Untuk itu, kepedulian terhadap ODHA harus semakin digalakkan. Mengapa? Sebab, selama ini, ODHA hidup ”terasing” hingga mengalami tekanan mental dan psikologis. Tak sedikit dari mereka yang akhirnya cepat meninggal karena tekanan mental dan psikologis yang diakibatkan adanya diskriminasi dari orang-orang di sekitarnya.
Ironisnya, diskriminasi itu hingga kini tak hanya muncul dari masyarakat awam, tetapi juga dari kalangan kesehatan atau medis, khususnya pihak rumah sakit yang tidak mau menerima kehadiran mereka.
Harus diakui bahwa sebagian rumah sakit di Indonesia masih mengucilkan ODHA. Entah apakah hal ini karena kekurangtahuan kalangan medis tentang HIV dan AIDS secara detail beserta cara penularannya, atau karena kesengajaan mereka supaya pasien lain tidak menjadi takut berobat di rumah sakit itu akibat kehadiran pengidap/ penderita.

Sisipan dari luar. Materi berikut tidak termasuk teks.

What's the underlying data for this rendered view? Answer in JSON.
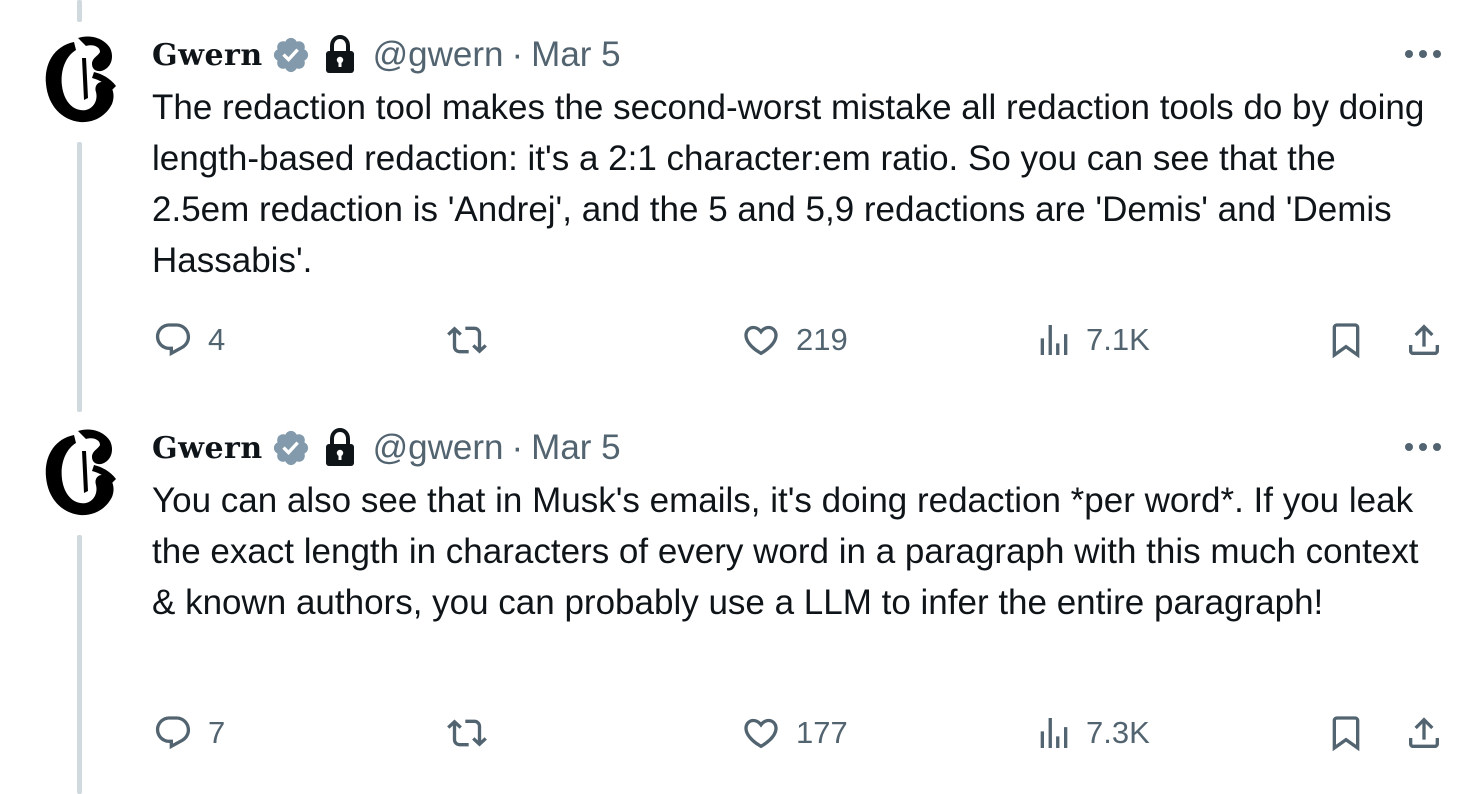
{
  "colors": {
    "text": "#0f1419",
    "secondary": "#536471",
    "thread_line": "#cfd9de",
    "verified_badge": "#829aab"
  },
  "tweets": [
    {
      "author_name": "Gwern",
      "handle": "@gwern",
      "separator": "·",
      "date": "Mar 5",
      "text": "The redaction tool makes the second-worst mistake all redaction tools do by doing length-based redaction: it's a 2:1 character:em ratio. So you can see that the 2.5em redaction is 'Andrej', and the 5 and 5,9 redactions are 'Demis' and 'Demis Hassabis'.",
      "replies": "4",
      "likes": "219",
      "views": "7.1K"
    },
    {
      "author_name": "Gwern",
      "handle": "@gwern",
      "separator": "·",
      "date": "Mar 5",
      "text": "You can also see that in Musk's emails, it's doing redaction *per word*. If you leak the exact length in characters of every word in a paragraph with this much context & known authors, you can probably use a LLM to infer the entire paragraph!",
      "replies": "7",
      "likes": "177",
      "views": "7.3K"
    }
  ],
  "icons": {
    "avatar": "gwern-blackletter-g-logo",
    "verified": "verified-badge-icon",
    "lock": "lock-icon",
    "more": "more-dots-icon",
    "reply": "reply-icon",
    "retweet": "retweet-icon",
    "like": "heart-icon",
    "views": "views-chart-icon",
    "bookmark": "bookmark-icon",
    "share": "share-icon"
  }
}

Untuk itu, perlu ada penelitian lebih lanjut untuk kemudian bisa dicarikan formulasi untuk menyelesaikan permasalahan diskriminasi yang dilakukan oleh kalangan medis terhadap ODHA.

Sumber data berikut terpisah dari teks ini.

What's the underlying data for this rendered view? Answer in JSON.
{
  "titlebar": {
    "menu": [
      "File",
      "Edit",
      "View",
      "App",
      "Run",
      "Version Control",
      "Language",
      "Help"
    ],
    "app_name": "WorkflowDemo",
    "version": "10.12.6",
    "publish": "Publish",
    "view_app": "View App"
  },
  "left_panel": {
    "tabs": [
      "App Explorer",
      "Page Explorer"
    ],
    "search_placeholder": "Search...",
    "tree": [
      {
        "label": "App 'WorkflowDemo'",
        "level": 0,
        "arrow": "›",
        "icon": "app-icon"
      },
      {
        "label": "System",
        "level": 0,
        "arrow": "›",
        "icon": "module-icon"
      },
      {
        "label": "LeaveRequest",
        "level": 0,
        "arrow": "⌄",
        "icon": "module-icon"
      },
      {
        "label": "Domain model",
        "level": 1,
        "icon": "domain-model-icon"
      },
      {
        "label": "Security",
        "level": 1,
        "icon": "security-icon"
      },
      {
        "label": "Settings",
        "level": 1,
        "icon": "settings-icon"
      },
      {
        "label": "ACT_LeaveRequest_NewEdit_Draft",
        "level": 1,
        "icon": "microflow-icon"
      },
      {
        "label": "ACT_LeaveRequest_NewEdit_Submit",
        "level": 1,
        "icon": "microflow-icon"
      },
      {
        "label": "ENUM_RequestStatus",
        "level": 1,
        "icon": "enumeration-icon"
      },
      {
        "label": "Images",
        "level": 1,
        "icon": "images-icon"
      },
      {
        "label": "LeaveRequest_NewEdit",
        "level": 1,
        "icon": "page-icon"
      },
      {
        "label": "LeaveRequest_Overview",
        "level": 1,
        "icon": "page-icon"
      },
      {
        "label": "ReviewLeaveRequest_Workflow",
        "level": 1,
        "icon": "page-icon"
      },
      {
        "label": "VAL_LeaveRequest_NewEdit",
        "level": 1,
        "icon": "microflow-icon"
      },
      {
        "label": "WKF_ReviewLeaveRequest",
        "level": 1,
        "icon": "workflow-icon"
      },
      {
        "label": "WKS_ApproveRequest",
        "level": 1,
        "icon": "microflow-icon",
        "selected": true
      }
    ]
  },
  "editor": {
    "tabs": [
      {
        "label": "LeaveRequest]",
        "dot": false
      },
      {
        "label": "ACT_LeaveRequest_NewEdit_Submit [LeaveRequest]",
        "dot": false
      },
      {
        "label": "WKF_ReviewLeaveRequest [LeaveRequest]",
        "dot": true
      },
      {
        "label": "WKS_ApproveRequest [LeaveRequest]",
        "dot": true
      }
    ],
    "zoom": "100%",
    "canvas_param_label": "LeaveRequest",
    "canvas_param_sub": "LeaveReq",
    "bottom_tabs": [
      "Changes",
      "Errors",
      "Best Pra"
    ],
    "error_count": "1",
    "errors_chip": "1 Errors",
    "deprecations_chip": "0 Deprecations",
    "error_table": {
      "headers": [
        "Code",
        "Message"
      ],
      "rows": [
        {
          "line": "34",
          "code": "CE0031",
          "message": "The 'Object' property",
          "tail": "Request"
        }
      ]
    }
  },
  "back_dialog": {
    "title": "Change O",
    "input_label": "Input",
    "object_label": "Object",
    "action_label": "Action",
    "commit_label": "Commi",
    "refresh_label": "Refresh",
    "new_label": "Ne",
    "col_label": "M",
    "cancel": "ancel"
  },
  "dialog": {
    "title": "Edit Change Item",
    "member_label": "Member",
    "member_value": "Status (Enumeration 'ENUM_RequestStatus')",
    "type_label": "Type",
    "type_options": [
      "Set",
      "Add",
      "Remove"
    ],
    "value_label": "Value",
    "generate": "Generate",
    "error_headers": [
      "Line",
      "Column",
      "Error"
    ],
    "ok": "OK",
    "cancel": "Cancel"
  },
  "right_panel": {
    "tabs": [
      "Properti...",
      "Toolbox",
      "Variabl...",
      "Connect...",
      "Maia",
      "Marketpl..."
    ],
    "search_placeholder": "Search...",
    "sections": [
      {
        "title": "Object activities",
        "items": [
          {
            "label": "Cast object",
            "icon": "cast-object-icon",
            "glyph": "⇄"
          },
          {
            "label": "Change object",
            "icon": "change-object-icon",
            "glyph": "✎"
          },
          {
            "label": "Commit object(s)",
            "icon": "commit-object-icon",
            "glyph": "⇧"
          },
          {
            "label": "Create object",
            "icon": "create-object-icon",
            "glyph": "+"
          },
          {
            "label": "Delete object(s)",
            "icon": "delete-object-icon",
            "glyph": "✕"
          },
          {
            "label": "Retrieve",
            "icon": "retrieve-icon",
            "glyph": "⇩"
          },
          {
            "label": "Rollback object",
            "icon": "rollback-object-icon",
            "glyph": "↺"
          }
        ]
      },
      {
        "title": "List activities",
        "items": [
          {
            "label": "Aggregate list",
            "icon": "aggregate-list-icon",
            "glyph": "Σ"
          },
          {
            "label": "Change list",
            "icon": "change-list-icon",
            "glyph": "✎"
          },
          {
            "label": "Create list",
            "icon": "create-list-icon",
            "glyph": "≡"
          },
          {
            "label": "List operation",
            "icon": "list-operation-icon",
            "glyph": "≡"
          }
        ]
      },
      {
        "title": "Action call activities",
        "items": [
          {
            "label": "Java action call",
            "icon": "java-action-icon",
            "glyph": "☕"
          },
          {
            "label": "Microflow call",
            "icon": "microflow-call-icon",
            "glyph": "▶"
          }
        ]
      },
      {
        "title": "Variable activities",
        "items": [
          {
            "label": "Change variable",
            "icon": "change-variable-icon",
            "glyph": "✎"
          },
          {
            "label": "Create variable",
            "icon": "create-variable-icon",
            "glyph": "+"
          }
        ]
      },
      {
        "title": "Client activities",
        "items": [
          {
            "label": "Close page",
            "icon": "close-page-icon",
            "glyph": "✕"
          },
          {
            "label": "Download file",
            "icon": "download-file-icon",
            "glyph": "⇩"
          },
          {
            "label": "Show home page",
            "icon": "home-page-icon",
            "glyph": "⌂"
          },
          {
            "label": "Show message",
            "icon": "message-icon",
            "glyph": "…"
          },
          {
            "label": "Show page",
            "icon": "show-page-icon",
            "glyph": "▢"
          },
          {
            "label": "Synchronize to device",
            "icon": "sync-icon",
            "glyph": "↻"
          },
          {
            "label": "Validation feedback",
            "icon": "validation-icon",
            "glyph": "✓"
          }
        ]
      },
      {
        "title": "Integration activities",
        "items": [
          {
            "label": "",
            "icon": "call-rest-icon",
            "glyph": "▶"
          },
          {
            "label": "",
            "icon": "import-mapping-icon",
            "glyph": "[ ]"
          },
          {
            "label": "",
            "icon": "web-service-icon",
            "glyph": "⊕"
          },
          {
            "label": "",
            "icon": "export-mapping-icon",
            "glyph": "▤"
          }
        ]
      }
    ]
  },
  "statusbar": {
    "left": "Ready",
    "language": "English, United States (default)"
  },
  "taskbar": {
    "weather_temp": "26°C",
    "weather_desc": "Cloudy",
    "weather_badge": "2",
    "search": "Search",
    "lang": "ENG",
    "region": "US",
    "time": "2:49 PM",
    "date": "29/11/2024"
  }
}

Diskriminasi terhadap ODHA sudah seharusnya dihilangkan, baik dari lingkup masyarakat awam maupun kalangan medis. Memang AIDS merupakan penyakit akut yang hingga kini belum ditemukan obatnya, sedangkan obat dari jenis anti retrovial (ARv) hanya bisa memperpanjang usia ODHA. Namun, bukan berarti HIV/AIDS itu penyakit yang ”mengerikan” hingga membuat kita harus menjauhi penderitanya.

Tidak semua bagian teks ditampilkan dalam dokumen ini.